Migranti, i sindacati lanciano l’allarme sull’accoglienza

Le coop non hanno partecipato al bando e l'hanno garantita fino al 30 giugno. Cgil, Cisl e Uil chiedono un incontro con prefetto, Confcooperative e Comuni

REGGIO EMILIA – Un incontro urgente con i Comuni, la Prefettura e Confcooperative, per sbrogliare la matassa dell’accoglienza dei migranti, a Reggio Emilia ad oggi garantita solo fino al 30 giugno.

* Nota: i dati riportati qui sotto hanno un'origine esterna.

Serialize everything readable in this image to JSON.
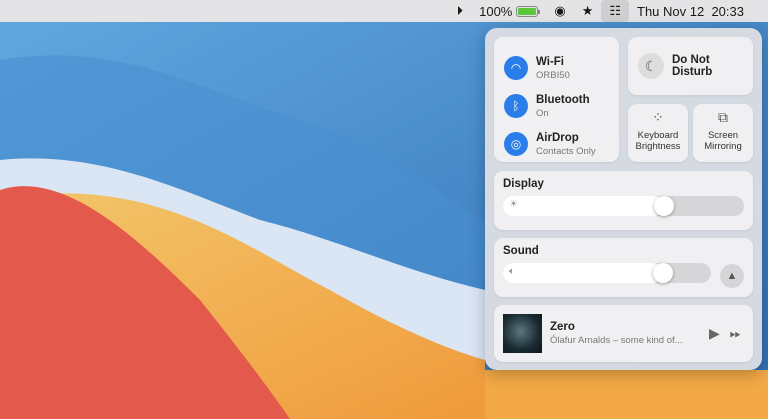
{
  "menubar": {
    "battery_percent": "100%",
    "battery_level": 1.0,
    "date": "Thu Nov 12",
    "time": "20:33"
  },
  "control_center": {
    "wifi": {
      "title": "Wi-Fi",
      "subtitle": "ORBI50"
    },
    "bluetooth": {
      "title": "Bluetooth",
      "subtitle": "On"
    },
    "airdrop": {
      "title": "AirDrop",
      "subtitle": "Contacts Only"
    },
    "dnd": {
      "title": "Do Not Disturb"
    },
    "keyboard": {
      "title": "Keyboard Brightness"
    },
    "mirroring": {
      "title": "Screen Mirroring"
    },
    "display": {
      "title": "Display",
      "level": 0.67
    },
    "sound": {
      "title": "Sound",
      "level": 0.77
    },
    "now_playing": {
      "title": "Zero",
      "subtitle": "Ólafur Arnalds – some kind of..."
    }
  },
  "colors": {
    "accent": "#2b7de9"
  }
}
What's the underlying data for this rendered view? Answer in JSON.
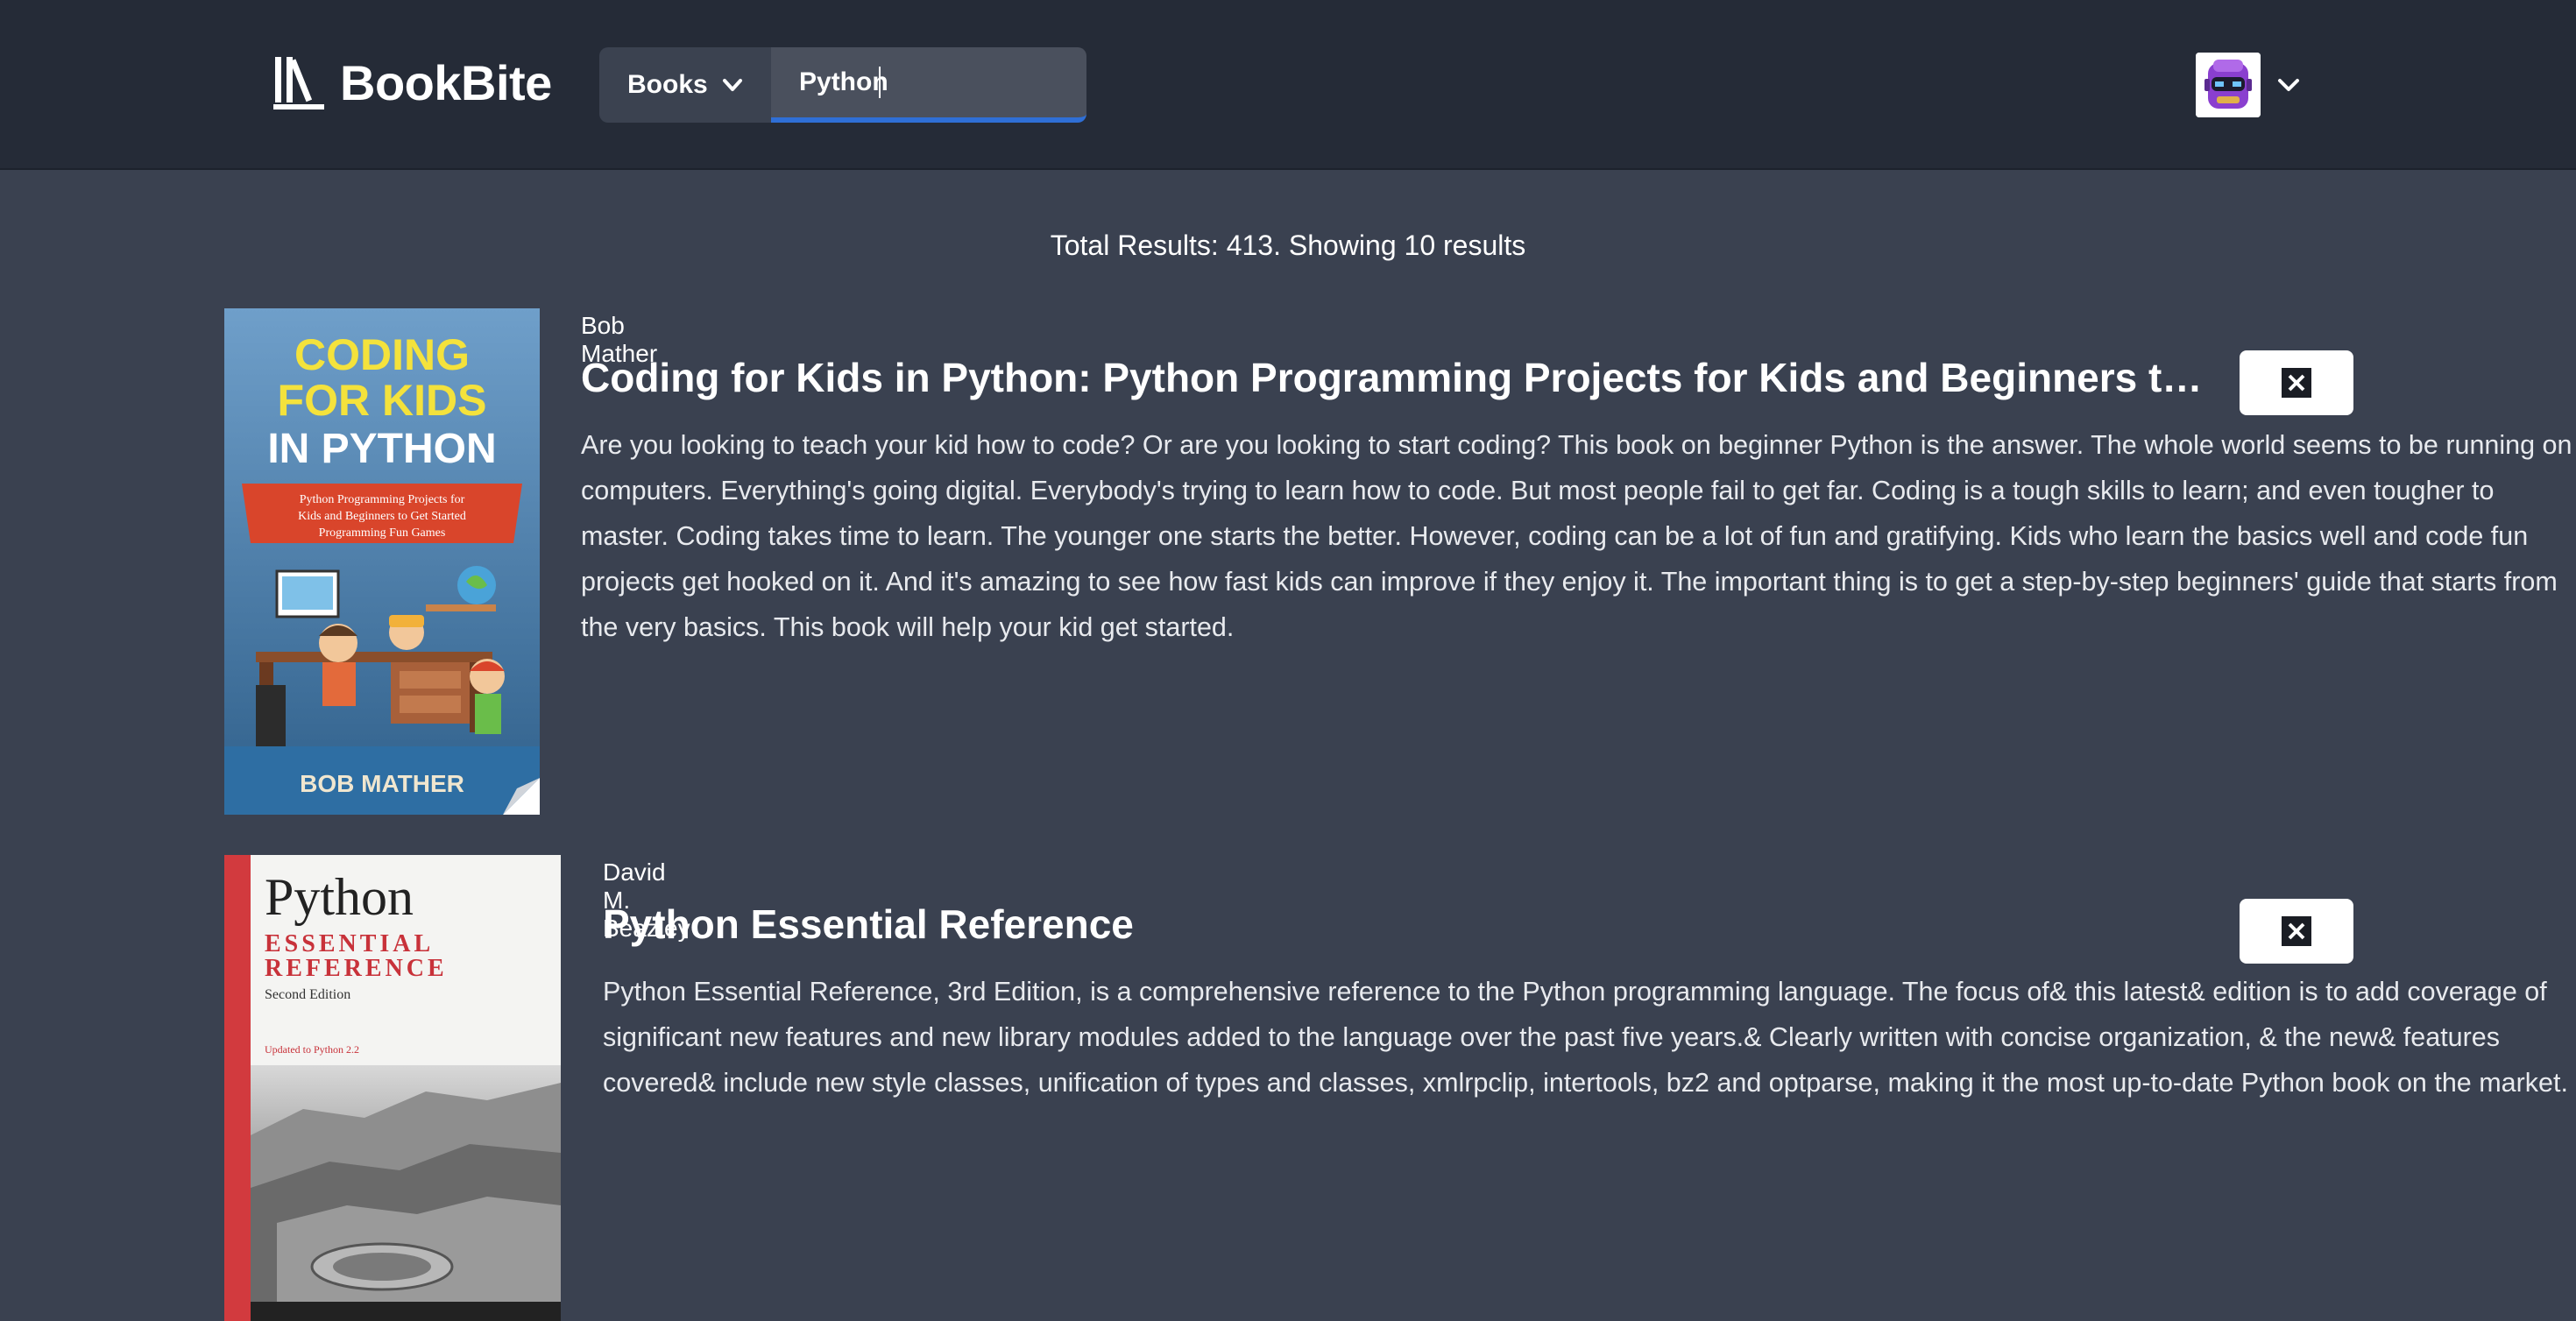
{
  "app": {
    "brand": "BookBite"
  },
  "search": {
    "category_label": "Books",
    "query": "Python"
  },
  "results": {
    "summary": "Total Results: 413. Showing 10 results",
    "items": [
      {
        "author": "Bob Mather",
        "title": "Coding for Kids in Python: Python Programming Projects for Kids and Beginners to Get Started Programming Fun Games",
        "description": "Are you looking to teach your kid how to code? Or are you looking to start coding? This book on beginner Python is the answer. The whole world seems to be running on computers. Everything's going digital. Everybody's trying to learn how to code. But most people fail to get far. Coding is a tough skills to learn; and even tougher to master. Coding takes time to learn. The younger one starts the better. However, coding can be a lot of fun and gratifying. Kids who learn the basics well and code fun projects get hooked on it. And it's amazing to see how fast kids can improve if they enjoy it. The important thing is to get a step-by-step beginners' guide that starts from the very basics. This book will help your kid get started.",
        "cover": {
          "line1": "CODING",
          "line2": "FOR KIDS",
          "line3": "IN PYTHON",
          "banner1": "Python Programming Projects for",
          "banner2": "Kids and Beginners to Get Started",
          "banner3": "Programming Fun Games",
          "author": "BOB MATHER"
        }
      },
      {
        "author": "David M. Beazley",
        "title": "Python Essential Reference",
        "description": "Python Essential Reference, 3rd Edition, is a comprehensive reference to the Python programming language. The focus of& this latest& edition is to add coverage of significant new features and new library modules added to the language over the past five years.& Clearly written with concise organization, & the new& features covered& include new style classes, unification of types and classes, xmlrpclip, intertools, bz2 and optparse, making it the most up-to-date Python book on the market.",
        "cover": {
          "line1": "Python",
          "line2": "ESSENTIAL",
          "line3": "REFERENCE",
          "edition": "Second Edition",
          "note": "Updated to Python 2.2"
        }
      }
    ]
  },
  "colors": {
    "header_bg": "#252b37",
    "page_bg": "#3a4150",
    "search_accent": "#2f6fd6"
  },
  "icons": {
    "logo": "library-books-icon",
    "dropdown": "chevron-down-icon",
    "close": "close-x-icon",
    "avatar": "robot-avatar-icon"
  }
}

L’iniziativa parte da Cgil, Cisl, e Uil provinciali, dopo il forfait delle coop sociali a partecipare al bando della Prefettura, ritenuto insostenibile per il taglio delle risorse del 40% imposto dal ministero dell’Interno ai servizi per i richiedenti asilo.

Mentre il prefetto reggiano Maria Forte ipotizza una negoziazione con i soggetti fino ad oggi titolari dell’accoglienza (prevista dall’articolo 57 del codice degli appalti, ndr) i sindacati confederali esprimono “forte preoccupazione” per la situazione sul territorio e i suoi effetti. Che non solo “investono in prima istanza le persone piu’ vulnerabili, cioe’ i richiedenti asilo”, ma “impattano anche sui livelli occupazionali dei soggetti che hanno fin qui garantito la gestione dell’accoglienza”.

Per effetto delle nuove norme, sottolineano Cgil, Cisl e Uil, “e’ drasticamente diminuito il numero delle ore di lavoro dedicate ai servizi, e’ stato ridotto da 35 euro a circa 21 euro lordi pro capite la spesa per l’accoglienza di ciascun migrante al giorno” e tagliata la presenza oraria di medici, infermieri e mediatori linguistici (in quest’ultimo caso da 108 ore a settimana a sole 24). La legge, viene ricordato, “supera poi il sistema Spraar, modello diffuso di accoglienza e di possibile integrazione, ora limitato ai soli minori stranieri non accompagnati e ai soggetti ai quali e’ gia’ stato riconosciuto lo status di protezione internazionale”.

I sindacati chiedono un confronto “per definire percorsi utili a garantire la continuita’ del soggiorno e del percorso d’integrazione cosi’ pesantemente messi in discussione”. Un altro “rischio concreto – infine – e’ quello di perdere preziose professionalita’ nel campo dell’integrazione dei richiedenti asilo, limitando di fatto l’attivita’ degli operatori alla sola vigilanza e distribuzione del vitto”. Con l’ulteriore rischio, concludono le tre organizzazioni, “di licenziamenti di lavoratrici e lavoratori che non godono neanche di ammortizzatori sociali come la cassa integrazione, non previsti per i loro profili”.

Sul tema interviene intanto Lanfranco De Franco, esponente di Articolo 1-Mdp, e promotore della lista civica Reggio e’. “Era chiaro fin dall’inizio che i criteri di questo bando, perno del ‘decreto insicurezza’ avrebbero colpito ed erano una polpetta avvelenata per la buona accoglienza che funziona sul nostro territorio”, dice De Franco. Confidando quindi nell’azione del prefetto, “per tappare un buco aperto da una normativa nazionale vergognosa, voluta da un ministro che e’ quanto di piu’ lontano ci sia dalla mia sensibilita’ politica e personale”.